まだ東西ドイツの統合がなされてまもなくの時でしたので、西ドイツの整然とした庭の花の咲き誇っている姿から、東ドイツに入るととたんに、寂れた庭、修理の行き届かない家屋などが目に付きました。気持庭の花々も遠慮ぶかそうに咲いており、人々の明暗が浮かびあがっているようでした。

やがて、バスはヨーロッパでも一番美しい「宝石のような都」といわれるプラハに着きました。
長い間じっと風雨に耐えていた古い建物が、なおも気品を漂わせ、古い着物を着替える時期を待つように街のいたるところで建物の修理工事が進行中でした。

ホテルは郊外の簡素なもので、サービスは本当に事務的なもの。
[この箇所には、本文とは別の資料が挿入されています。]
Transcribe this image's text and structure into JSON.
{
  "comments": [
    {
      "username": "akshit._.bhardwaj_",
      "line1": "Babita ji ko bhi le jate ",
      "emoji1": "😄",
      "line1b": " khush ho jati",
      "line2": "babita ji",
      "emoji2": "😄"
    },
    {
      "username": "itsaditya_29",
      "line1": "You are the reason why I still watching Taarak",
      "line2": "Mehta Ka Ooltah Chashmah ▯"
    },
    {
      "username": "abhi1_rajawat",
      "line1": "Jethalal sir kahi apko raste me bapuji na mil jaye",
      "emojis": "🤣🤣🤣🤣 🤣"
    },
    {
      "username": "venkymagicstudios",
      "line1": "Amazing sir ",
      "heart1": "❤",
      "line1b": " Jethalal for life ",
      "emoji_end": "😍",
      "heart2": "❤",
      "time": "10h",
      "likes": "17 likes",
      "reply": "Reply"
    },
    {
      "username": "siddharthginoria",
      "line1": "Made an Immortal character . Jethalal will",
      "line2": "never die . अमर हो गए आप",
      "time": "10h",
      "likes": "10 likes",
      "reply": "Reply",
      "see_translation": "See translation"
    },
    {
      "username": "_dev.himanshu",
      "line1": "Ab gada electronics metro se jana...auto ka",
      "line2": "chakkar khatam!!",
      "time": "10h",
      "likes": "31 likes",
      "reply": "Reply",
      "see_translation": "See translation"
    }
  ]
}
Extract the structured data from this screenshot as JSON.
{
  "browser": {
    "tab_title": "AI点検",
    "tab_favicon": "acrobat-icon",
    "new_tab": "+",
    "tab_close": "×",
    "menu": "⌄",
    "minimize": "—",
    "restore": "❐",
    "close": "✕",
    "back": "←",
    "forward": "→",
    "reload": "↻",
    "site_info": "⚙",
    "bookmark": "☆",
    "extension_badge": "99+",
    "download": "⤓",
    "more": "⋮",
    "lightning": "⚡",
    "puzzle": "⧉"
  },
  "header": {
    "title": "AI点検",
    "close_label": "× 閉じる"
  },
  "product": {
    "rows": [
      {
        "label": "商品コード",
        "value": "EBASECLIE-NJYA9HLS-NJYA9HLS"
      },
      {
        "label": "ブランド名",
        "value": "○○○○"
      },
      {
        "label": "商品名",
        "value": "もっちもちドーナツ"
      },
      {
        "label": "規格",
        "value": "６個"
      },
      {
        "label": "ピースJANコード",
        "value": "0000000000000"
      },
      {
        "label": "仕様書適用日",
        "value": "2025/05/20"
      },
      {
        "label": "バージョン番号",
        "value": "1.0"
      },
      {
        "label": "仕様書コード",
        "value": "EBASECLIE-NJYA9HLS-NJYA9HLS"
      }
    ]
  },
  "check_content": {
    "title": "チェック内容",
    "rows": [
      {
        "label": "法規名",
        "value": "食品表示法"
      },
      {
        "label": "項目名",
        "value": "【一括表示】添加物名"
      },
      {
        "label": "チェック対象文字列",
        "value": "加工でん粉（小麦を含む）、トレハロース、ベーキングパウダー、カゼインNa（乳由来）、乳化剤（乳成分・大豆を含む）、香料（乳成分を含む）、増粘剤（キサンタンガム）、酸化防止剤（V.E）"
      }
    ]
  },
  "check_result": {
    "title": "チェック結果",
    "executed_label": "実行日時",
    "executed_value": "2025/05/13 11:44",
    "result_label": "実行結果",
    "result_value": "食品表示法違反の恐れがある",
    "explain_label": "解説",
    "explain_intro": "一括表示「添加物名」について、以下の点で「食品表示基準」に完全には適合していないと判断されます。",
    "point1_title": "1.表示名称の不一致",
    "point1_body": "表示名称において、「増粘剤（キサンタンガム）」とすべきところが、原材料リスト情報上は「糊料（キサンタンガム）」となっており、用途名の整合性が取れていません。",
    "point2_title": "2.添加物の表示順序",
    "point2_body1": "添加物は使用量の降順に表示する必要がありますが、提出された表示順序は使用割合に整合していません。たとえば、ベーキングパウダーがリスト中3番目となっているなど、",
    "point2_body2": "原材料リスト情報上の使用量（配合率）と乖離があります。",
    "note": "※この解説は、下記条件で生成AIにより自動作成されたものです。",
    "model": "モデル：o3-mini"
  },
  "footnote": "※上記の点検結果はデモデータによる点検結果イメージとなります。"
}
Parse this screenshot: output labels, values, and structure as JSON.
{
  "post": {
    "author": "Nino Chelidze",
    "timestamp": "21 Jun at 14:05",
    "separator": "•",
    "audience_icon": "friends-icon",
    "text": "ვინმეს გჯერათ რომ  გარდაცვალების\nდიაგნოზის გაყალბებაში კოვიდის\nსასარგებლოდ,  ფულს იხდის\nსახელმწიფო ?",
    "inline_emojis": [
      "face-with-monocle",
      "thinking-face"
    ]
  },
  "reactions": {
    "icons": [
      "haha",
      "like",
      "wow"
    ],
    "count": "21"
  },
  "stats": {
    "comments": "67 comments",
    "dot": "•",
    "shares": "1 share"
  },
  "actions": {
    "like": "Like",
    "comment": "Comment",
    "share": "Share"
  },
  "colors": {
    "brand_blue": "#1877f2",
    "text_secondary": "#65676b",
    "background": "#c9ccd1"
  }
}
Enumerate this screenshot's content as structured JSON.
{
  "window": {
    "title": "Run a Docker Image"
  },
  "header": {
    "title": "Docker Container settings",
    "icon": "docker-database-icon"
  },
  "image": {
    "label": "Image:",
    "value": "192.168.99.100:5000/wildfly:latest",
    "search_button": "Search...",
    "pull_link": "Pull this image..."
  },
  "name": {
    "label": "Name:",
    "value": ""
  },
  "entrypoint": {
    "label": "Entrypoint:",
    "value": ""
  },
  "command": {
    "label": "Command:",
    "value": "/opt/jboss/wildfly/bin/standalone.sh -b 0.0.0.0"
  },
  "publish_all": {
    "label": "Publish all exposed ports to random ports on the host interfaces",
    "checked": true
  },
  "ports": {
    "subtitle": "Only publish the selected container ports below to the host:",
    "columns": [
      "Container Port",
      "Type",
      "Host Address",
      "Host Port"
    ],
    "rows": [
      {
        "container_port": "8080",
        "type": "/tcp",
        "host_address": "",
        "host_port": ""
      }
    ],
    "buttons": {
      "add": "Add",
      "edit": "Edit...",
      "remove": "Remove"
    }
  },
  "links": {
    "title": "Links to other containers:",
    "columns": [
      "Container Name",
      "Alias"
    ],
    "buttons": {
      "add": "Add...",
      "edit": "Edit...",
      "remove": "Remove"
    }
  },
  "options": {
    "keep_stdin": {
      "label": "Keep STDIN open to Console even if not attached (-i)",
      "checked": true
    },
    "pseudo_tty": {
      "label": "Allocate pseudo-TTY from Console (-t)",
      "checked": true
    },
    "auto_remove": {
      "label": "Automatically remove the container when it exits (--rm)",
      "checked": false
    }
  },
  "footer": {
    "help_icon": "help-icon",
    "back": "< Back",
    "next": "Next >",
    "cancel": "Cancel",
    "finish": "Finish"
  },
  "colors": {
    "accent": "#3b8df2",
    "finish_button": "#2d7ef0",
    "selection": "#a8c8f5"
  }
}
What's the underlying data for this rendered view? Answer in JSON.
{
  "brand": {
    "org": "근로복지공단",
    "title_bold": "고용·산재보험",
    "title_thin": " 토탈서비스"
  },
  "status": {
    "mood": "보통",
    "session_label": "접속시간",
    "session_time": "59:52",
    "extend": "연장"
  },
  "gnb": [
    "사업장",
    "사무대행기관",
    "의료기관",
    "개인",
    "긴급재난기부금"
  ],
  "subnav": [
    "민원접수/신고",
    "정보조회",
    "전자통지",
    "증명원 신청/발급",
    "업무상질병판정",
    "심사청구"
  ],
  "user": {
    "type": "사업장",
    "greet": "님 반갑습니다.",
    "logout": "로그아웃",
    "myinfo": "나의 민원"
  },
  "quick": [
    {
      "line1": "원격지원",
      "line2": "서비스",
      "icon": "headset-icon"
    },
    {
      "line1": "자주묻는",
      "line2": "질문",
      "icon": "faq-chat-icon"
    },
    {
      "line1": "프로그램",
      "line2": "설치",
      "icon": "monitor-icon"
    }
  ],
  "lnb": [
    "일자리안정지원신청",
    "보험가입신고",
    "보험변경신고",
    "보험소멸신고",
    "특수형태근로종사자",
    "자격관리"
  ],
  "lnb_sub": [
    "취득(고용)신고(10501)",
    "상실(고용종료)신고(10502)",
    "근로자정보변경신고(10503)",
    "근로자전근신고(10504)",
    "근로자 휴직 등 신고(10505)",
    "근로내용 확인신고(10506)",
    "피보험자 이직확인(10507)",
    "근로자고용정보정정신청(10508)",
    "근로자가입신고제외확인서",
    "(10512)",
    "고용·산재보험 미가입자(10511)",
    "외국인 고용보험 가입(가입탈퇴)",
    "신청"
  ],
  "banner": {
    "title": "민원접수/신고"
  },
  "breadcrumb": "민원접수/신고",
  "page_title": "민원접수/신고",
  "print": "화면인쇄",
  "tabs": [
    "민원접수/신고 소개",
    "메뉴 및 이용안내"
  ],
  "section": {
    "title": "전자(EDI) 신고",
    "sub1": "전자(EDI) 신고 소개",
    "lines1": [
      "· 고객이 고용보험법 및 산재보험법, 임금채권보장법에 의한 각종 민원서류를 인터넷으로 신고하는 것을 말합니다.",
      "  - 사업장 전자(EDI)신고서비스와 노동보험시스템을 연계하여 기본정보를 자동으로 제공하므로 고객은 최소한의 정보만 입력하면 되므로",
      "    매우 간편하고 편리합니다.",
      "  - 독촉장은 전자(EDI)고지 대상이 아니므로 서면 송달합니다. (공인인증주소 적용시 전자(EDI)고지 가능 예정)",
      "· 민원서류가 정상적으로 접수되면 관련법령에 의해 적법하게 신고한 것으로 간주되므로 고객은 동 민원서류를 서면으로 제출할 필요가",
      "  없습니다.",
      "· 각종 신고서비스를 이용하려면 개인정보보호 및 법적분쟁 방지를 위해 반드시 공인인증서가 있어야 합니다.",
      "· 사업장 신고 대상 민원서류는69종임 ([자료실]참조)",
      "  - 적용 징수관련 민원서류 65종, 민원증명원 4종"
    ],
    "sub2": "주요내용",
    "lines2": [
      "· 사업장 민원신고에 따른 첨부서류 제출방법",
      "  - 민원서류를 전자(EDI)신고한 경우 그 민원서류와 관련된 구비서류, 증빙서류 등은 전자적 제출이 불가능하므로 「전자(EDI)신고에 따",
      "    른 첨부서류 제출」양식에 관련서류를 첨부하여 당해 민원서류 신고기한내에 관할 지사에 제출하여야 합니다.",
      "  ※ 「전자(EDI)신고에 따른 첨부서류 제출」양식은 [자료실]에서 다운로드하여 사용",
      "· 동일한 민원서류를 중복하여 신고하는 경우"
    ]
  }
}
毎朝のコーヒーはぬるく、パンは冷たく、ハムは薄く。「熱いコーヒーを」とボーイさんにお願いしても毎朝、ぬるいコーヒーしかありませんでした。西側の過剰なまでのサービスに慣れきったものには驚きでした。市電トラムに乗ってみました.40分で18円、今ではもう少し高くなっていると思いますが、その安さに驚き。でもトラムの座席は鉄製、ヒヤッと冷たく、硬さがダイレクトに体に感じます。「次は、、、」の案内は「ポン、パン」とゆがんだねじのようなチャイムが鳴りますが、何かうら寂しい。
でも、やがて観光の中心部に着くと、街はよき時代の遺産の復元と共に、西欧に追いつこうとしているエネルギーが溢れ、ポルタバ川沿いのプラハ城が威風堂々と街を見下ろし、ヨーロッパ最古の石の橋,カレン橋がその風景をさらに美しく演出していました。

各教会で開かれるコンサートの当日券は直ぐに買え、とても安いです。教会の内部のきらびやかな装飾と奏でられる調べが中世の世界へといざないます。モーツアルトが「ドン・ジョバン二」をここで作曲したという住居は、モーツアルト博物館となり毎晩コンサートが開かれています。
ボヘミアングラスが美しく、観光客を魅了します。市庁舎の精巧な仕掛け時計も有名です。街角ではミュージシャンが素晴らしいクラッシックを奏でてくれます。これから到来する自由な素晴らしい人生を謳歌しているようにも聞こえます。

「プラハの春」の歴史を刻んだ広場には、犠牲になった人々のため、今も尚、花束が供えられていました。